I've heard lots of people tell me they put their babies in their own room from even a few weeks old - one woman said it was because he was so noisy and wanted their life back. I could never do that but then each to their own. My DH said this morning that he came up and I was asleep and our son was just starring at me through the bars of the cot. He said it was so sweet. When we first moved him into the big cot, the cot was right next to the bed so I could touch it. At least I've moved it a meter away from me and against the wall now !

bearwithspecs Wed 17-Dec-14 23:03:54

Please keep him in with you if it makes you happy and comfortable. It's a very personal choice but much easier when breast feeding - both mine stayed in until about 9mths

ZenNudist Wed 17-Dec-14 23:10:57

you need to do what feels best for you. Ds1 moved into his own room sometime around six months. Ds2 is still in my room now he is nearly 11 months old. It's too far for me to walk to his bedroom in the night. Plus he is too close to ds1's and I don't want them to wake each other up.

I like to be able to hear him breathing at night. I will put him in his own room soon, but no great rush.

Kelly1814 Thu 18-Dec-14 18:53:17

Totally up to you, I was nervous moving DD to her own room, but she was a terrible sleeper and as soon as we moved her we all slept so much better. We were waking one another up!

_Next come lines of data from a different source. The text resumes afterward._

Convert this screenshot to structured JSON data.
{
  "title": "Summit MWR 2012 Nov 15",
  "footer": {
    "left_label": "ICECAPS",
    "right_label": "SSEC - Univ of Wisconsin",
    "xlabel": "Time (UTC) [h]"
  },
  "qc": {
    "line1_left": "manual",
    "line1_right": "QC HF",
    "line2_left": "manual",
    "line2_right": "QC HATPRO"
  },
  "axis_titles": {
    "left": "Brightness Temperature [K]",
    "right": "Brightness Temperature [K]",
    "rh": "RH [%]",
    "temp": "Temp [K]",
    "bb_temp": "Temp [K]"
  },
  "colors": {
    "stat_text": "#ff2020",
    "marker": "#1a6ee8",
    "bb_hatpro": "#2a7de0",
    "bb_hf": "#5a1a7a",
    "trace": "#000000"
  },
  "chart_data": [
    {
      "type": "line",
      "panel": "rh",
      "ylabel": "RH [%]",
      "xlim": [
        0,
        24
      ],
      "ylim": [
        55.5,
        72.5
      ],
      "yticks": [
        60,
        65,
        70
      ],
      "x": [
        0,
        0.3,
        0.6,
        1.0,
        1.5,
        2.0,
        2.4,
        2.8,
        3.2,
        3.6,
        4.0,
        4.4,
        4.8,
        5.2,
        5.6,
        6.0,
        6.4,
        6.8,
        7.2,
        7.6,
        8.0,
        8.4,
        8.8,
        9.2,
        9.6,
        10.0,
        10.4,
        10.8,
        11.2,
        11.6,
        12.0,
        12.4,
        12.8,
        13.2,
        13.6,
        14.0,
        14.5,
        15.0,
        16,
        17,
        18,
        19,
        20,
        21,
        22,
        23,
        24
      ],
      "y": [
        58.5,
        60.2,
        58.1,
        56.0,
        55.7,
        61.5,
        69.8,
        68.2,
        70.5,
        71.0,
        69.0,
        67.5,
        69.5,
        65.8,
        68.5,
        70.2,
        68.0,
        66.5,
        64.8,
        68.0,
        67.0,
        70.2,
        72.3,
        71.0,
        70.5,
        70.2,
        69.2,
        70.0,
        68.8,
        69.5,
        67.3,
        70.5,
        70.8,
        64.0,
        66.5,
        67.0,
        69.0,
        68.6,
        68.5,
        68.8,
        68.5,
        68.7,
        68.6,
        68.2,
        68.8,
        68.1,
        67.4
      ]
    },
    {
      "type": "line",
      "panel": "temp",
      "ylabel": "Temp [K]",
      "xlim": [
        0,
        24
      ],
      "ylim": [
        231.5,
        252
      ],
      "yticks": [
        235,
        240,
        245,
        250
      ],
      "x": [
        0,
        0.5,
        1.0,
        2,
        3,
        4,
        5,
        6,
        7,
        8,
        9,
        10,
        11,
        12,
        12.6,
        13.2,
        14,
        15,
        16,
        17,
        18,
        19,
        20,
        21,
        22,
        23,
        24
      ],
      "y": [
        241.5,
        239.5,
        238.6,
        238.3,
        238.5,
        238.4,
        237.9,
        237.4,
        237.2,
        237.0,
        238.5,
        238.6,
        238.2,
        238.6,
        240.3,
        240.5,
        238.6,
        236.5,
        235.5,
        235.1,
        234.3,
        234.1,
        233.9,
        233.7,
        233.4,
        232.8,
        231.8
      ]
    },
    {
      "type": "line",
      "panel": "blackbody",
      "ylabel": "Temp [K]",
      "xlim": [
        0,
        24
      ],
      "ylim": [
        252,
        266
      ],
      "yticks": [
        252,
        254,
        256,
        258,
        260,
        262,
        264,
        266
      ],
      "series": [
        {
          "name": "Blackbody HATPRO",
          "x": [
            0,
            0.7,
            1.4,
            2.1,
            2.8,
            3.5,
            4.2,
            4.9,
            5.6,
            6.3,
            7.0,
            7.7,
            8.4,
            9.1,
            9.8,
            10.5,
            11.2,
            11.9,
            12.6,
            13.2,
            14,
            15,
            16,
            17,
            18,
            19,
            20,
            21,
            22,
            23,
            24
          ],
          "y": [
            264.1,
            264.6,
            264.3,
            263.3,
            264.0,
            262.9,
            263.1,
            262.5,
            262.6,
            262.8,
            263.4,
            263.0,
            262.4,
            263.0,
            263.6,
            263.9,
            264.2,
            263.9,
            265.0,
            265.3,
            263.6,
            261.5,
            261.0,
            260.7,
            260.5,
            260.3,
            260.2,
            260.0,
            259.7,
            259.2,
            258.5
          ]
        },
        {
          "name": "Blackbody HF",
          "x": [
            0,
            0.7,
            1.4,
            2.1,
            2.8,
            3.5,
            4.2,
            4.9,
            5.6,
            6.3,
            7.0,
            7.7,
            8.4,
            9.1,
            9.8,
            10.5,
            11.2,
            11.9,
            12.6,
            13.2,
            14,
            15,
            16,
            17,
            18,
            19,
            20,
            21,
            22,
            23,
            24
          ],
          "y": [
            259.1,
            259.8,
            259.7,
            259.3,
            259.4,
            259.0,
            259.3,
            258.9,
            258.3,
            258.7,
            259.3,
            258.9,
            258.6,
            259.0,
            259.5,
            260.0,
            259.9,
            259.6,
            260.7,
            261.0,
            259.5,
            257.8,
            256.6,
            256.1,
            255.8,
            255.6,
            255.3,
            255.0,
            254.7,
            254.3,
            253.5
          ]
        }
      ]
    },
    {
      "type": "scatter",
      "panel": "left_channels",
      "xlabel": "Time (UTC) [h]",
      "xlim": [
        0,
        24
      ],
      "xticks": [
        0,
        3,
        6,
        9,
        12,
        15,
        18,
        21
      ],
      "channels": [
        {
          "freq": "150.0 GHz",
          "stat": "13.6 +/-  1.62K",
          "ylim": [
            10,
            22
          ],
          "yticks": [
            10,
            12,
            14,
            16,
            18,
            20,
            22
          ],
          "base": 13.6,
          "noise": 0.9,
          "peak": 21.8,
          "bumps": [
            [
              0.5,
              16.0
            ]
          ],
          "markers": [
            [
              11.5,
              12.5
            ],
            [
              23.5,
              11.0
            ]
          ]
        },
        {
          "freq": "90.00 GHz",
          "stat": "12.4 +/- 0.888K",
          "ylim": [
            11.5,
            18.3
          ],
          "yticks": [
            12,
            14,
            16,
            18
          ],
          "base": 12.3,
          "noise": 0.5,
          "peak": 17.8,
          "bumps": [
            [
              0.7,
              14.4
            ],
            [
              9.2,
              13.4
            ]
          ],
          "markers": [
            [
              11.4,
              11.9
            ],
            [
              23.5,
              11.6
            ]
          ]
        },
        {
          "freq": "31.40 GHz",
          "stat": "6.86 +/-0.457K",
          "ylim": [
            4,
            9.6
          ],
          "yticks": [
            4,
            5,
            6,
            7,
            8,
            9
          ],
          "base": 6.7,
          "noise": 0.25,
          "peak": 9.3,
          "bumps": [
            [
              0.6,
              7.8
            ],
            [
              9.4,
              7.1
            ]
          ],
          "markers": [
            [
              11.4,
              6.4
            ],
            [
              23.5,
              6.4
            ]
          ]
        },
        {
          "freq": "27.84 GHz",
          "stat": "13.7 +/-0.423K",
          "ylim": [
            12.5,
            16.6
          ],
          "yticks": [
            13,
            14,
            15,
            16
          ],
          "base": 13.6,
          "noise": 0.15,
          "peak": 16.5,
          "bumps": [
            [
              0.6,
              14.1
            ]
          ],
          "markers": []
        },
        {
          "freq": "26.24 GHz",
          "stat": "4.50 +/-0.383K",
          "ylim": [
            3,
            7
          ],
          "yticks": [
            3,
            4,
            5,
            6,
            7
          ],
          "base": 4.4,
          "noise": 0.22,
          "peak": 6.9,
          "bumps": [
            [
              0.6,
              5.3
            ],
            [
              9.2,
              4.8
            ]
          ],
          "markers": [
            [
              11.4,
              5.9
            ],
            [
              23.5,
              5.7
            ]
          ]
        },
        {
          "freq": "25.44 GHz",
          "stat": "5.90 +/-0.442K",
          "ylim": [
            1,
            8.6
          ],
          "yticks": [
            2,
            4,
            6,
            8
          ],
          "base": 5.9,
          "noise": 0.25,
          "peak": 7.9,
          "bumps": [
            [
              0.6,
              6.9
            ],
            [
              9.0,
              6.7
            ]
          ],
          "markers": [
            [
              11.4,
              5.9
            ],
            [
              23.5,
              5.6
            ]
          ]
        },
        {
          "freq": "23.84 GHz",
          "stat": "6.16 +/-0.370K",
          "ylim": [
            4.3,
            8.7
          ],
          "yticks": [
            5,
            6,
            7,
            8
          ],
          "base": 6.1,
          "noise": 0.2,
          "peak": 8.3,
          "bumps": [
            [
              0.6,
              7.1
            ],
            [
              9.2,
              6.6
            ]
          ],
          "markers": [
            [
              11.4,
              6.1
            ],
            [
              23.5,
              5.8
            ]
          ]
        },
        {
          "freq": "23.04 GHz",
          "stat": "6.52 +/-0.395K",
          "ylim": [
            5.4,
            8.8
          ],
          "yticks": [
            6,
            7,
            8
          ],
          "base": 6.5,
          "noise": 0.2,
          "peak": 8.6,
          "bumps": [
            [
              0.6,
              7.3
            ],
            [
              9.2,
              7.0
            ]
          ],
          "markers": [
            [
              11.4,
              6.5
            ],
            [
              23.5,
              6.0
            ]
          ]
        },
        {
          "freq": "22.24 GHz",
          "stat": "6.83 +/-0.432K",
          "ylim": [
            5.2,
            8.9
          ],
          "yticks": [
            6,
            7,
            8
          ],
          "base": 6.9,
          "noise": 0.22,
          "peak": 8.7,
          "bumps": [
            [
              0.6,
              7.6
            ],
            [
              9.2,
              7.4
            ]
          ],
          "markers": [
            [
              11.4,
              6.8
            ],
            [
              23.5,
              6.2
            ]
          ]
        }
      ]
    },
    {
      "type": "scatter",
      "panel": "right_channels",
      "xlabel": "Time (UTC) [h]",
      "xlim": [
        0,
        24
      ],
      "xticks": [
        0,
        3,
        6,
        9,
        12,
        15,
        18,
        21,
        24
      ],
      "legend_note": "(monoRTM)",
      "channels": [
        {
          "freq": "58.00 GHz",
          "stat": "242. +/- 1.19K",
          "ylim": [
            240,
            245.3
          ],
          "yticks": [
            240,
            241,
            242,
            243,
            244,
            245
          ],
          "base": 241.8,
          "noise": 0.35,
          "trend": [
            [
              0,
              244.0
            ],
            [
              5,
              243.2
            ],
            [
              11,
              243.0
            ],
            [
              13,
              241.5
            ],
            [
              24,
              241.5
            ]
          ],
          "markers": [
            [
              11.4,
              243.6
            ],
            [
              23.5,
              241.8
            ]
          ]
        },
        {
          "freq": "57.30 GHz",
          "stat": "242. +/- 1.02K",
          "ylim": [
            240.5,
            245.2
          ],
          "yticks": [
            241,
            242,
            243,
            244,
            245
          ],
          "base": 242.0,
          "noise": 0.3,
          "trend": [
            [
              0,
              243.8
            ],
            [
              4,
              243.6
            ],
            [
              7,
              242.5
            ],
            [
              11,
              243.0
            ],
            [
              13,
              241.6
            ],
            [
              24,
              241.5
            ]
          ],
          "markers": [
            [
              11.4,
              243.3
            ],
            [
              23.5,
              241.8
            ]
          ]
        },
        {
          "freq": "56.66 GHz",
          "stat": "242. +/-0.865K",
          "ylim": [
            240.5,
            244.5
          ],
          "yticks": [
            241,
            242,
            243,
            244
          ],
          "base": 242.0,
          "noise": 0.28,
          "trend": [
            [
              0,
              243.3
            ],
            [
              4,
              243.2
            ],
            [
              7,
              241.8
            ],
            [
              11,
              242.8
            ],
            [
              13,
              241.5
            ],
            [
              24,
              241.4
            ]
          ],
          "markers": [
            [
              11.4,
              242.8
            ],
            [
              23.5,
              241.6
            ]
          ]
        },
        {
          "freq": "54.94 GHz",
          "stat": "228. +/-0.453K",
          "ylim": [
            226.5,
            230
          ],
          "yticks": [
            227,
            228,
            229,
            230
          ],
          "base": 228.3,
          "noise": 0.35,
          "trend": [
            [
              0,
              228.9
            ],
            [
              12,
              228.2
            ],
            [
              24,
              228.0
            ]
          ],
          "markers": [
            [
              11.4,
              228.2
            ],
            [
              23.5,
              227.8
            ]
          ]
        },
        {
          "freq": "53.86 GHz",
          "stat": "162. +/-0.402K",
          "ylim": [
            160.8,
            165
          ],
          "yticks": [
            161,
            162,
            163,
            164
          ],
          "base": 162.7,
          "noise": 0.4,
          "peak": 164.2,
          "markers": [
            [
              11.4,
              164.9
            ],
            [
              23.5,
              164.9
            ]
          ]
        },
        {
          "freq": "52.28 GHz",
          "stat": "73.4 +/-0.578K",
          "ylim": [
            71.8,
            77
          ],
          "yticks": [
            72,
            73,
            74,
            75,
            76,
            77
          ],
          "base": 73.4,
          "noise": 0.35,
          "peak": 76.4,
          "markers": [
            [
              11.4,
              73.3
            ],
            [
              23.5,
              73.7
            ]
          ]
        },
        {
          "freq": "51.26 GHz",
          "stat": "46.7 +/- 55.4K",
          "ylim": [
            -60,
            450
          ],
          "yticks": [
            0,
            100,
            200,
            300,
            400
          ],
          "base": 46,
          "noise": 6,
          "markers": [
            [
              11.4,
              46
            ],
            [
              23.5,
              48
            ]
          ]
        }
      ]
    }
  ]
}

Xmasbaby11 Thu 18-Dec-14 18:54:43

Dd is nearly 1 and is still in our room. I love it!

Roxie85 Thu 18-Dec-14 23:07:09

Don't move him until you want to. It will do no harm and you'll eventually get to a point where sleep habits etc change and it feels right for you to move him.
Dd went into her room at 6 months as our room could only fit a travel cot and she hated the moses basket. After 4 months of a rubbish travel cot she seemed happier in a proper cot.
A friend still has her dd in with her in a bednest at 11 months and loves it.